I am guilty of feeling jealous when I watch weight loss shows like the Biggest Loser. I start to feel a little defensive and edgy as they boast their 10 lb per week weight loss. This angry little tape plays in my head: “Sure, weight loss can’t be all that hard when you have a kitchen stocked with healthy foods, a staff of fitness professionals at your finger tips, no job to worry about and a state of the art gym. Sure, it might be just a tad easier for me if my ONLY priority was eating right and exercising! But I live in the real world! I have a job, I have a life, I do my own shopping and cooking and cleaning!”

Prior to starting my weight loss journey I wasn’t even sure it was possible to balance it all. I was pretty certain that I couldn’t manage my work stress without self-medicating with food. I was convinced that there weren’t enough hours in the day to fit in a workout without sacrificing critically important sleep or down time. I genuinely believed that committing to weight loss would require trading happiness for progress.

I was wrong. In fact, I was TOTALLY wrong.

I found that cutting out junk food made handling work stress far easier. Making time for the gym increased my productivity and gave me MORE free time. Committing to weight loss brought me a happiness and sense of empowerment that I had never experienced. In hindsight, I’m not sure how I balanced life and obesity! That was far more challenging!

There’s no question that committing to lifestyle change will require making some adjustments to your schedule. It’s very possible that those changes might be a little uncomfortable at first. But before you do what I did and start to argue how impossible it will be to balance life and fat loss ask yourself this: how well are you balancing life now? Are you happy with the way things are? Do you love your body? Do you feel fit and healthy?

How do you know that your days won’t actually be easier when you start making lifestyle improvements? How do you know that as you cut out processed foods your energy won’t go through the roof and your improved mood won’t enhance every relationship in your life?

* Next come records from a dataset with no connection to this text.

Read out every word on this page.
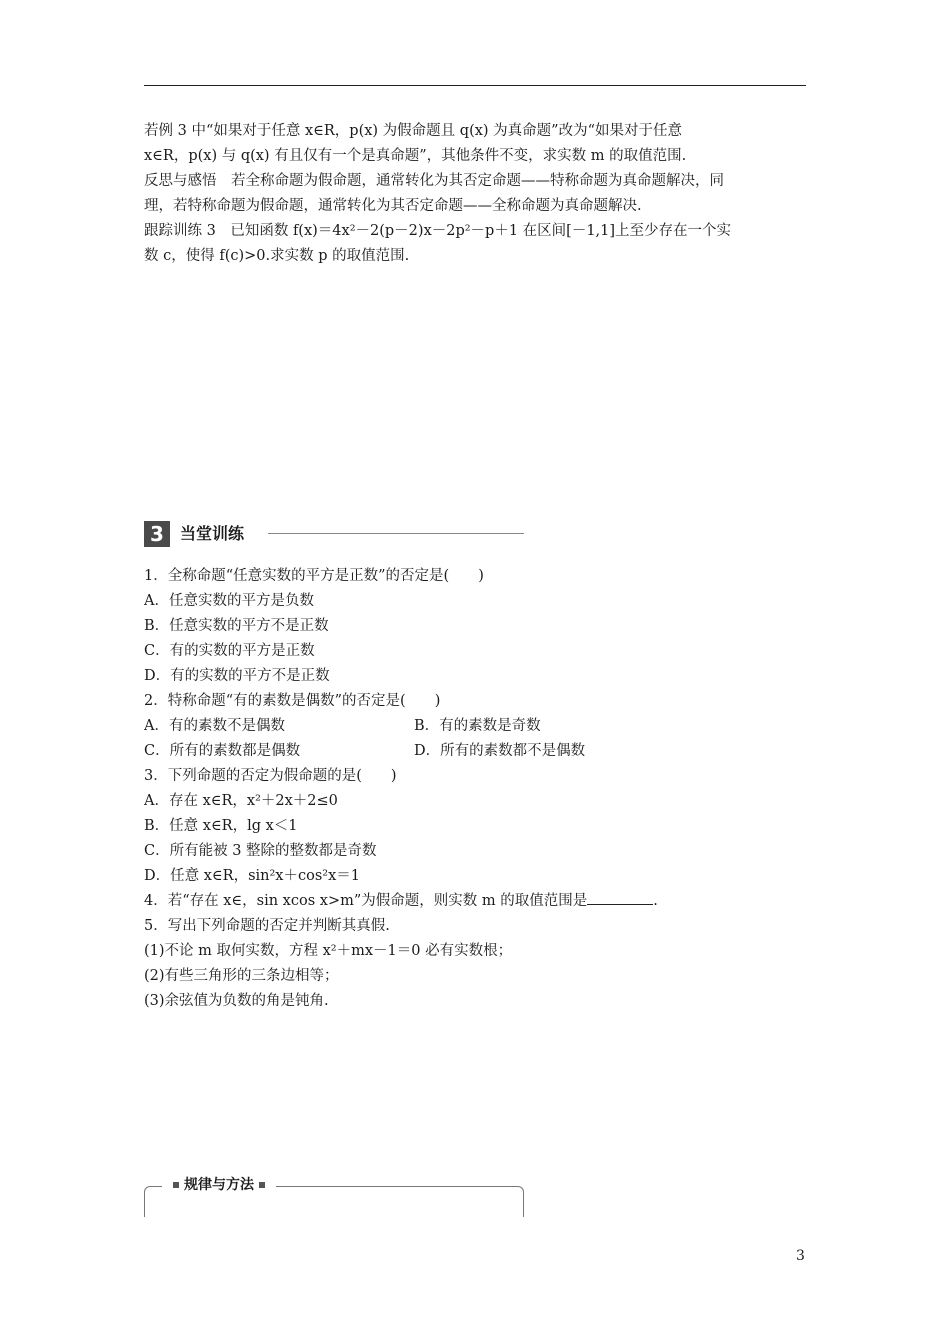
若例 3 中“如果对于任意 x∈R，p(x) 为假命题且 q(x) 为真命题”改为“如果对于任意

x∈R，p(x) 与 q(x) 有且仅有一个是真命题”，其他条件不变，求实数 m 的取值范围.

反思与感悟　若全称命题为假命题，通常转化为其否定命题——特称命题为真命题解决，同

理，若特称命题为假命题，通常转化为其否定命题——全称命题为真命题解决.

跟踪训练 3　已知函数 f(x)＝4x²－2(p－2)x－2p²－p＋1 在区间[－1,1]上至少存在一个实

数 c，使得 f(c)>0.求实数 p 的取值范围.

3	当堂训练

1．全称命题“任意实数的平方是正数”的否定是(　　)

A．任意实数的平方是负数

B．任意实数的平方不是正数

C．有的实数的平方是正数

D．有的实数的平方不是正数

2．特称命题“有的素数是偶数”的否定是(　　)

A．有的素数不是偶数	B．有的素数是奇数

C．所有的素数都是偶数	D．所有的素数都不是偶数

3．下列命题的否定为假命题的是(　　)

A．存在 x∈R，x²＋2x＋2≤0

B．任意 x∈R，lg x＜1

C．所有能被 3 整除的整数都是奇数

D．任意 x∈R，sin²x＋cos²x＝1

4．若“存在 x∈，sin xcos x>m”为假命题，则实数 m 的取值范围是	.

5．写出下列命题的否定并判断其真假.

(1)不论 m 取何实数，方程 x²＋mx－1＝0 必有实数根；

(2)有些三角形的三条边相等；

(3)余弦值为负数的角是钝角.

规律与方法
3
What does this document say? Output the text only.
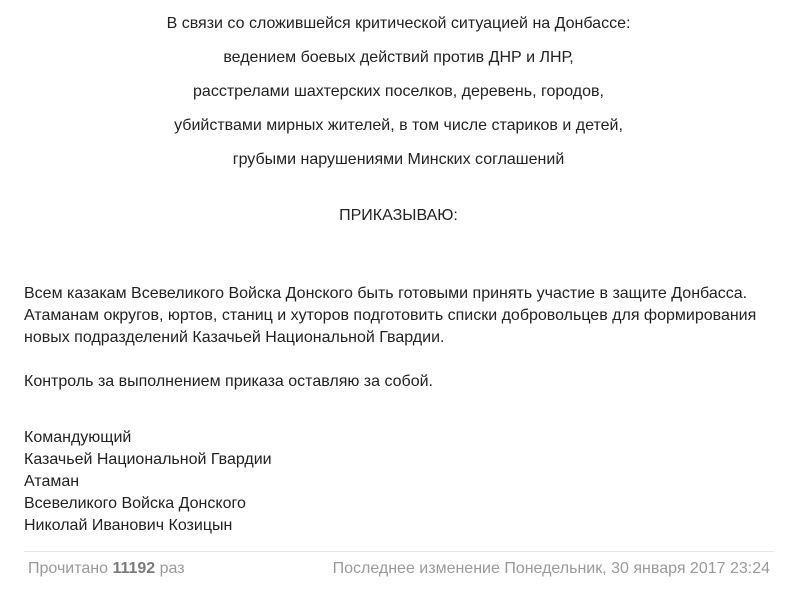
В связи со сложившейся критической ситуацией на Донбассе:
ведением боевых действий против ДНР и ЛНР,
расстрелами шахтерских поселков, деревень, городов,
убийствами мирных жителей, в том числе стариков и детей,
грубыми нарушениями Минских соглашений
ПРИКАЗЫВАЮ:
Всем казакам Всевеликого Войска Донского быть готовыми принять участие в защите Донбасса. Атаманам округов, юртов, станиц и хуторов подготовить списки добровольцев для формирования новых подразделений Казачьей Национальной Гвардии.
Контроль за выполнением приказа оставляю за собой.
Командующий
Казачьей Национальной Гвардии
Атаман
Всевеликого Войска Донского
Николай Иванович Козицын
Прочитано 11192 раз	Последнее изменение Понедельник, 30 января 2017 23:24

More often than not when we argue that something can’t be done or isn’t possible within our current life structure we’re just making excuses. We’re either afraid of change, avoiding potential failure or simply not ready.

If you’re wondering if you can do this, please remind yourself that this is not an all or nothing process. You don’t need to submit to a total lifestyle overhaul on day one. Take a close look at your lifestyle and identify one or two areas for improvement. Work on one small change each week and keep practicing it until it feels comfortable. As you master each change, take on a little bit more.

Life is always a balancing act. Let’s just stay open to the idea that adopting healthy changes might actually improve and enhance your productivity and mindset.

Here are a couple small changes to think about making as you build momentum:

  • Stop drinking soda
  • Walk for 20 minutes each day
  • Wake up 15 minutes earlier and make breakfast
  • Turn off the TV and get to bed by 10pm
  • Commit to including protein at every meal and snack

I was wrong to feel frustrated and envious when watching those weight loss competition shows. You know why?  I am so much more likely to be successful at managing my weight in the long run because I’ve managed to incorporate it into my life. I know how to balance eating well and exercising daily with a job, a family and taking care of my house. I know how to make good choices without living in a bubble and having someone else make my decisions for me. I know how to practice moderation, overcome plateaus and motivate myself. THAT is powerful. THAT is balance. That is worth every single change.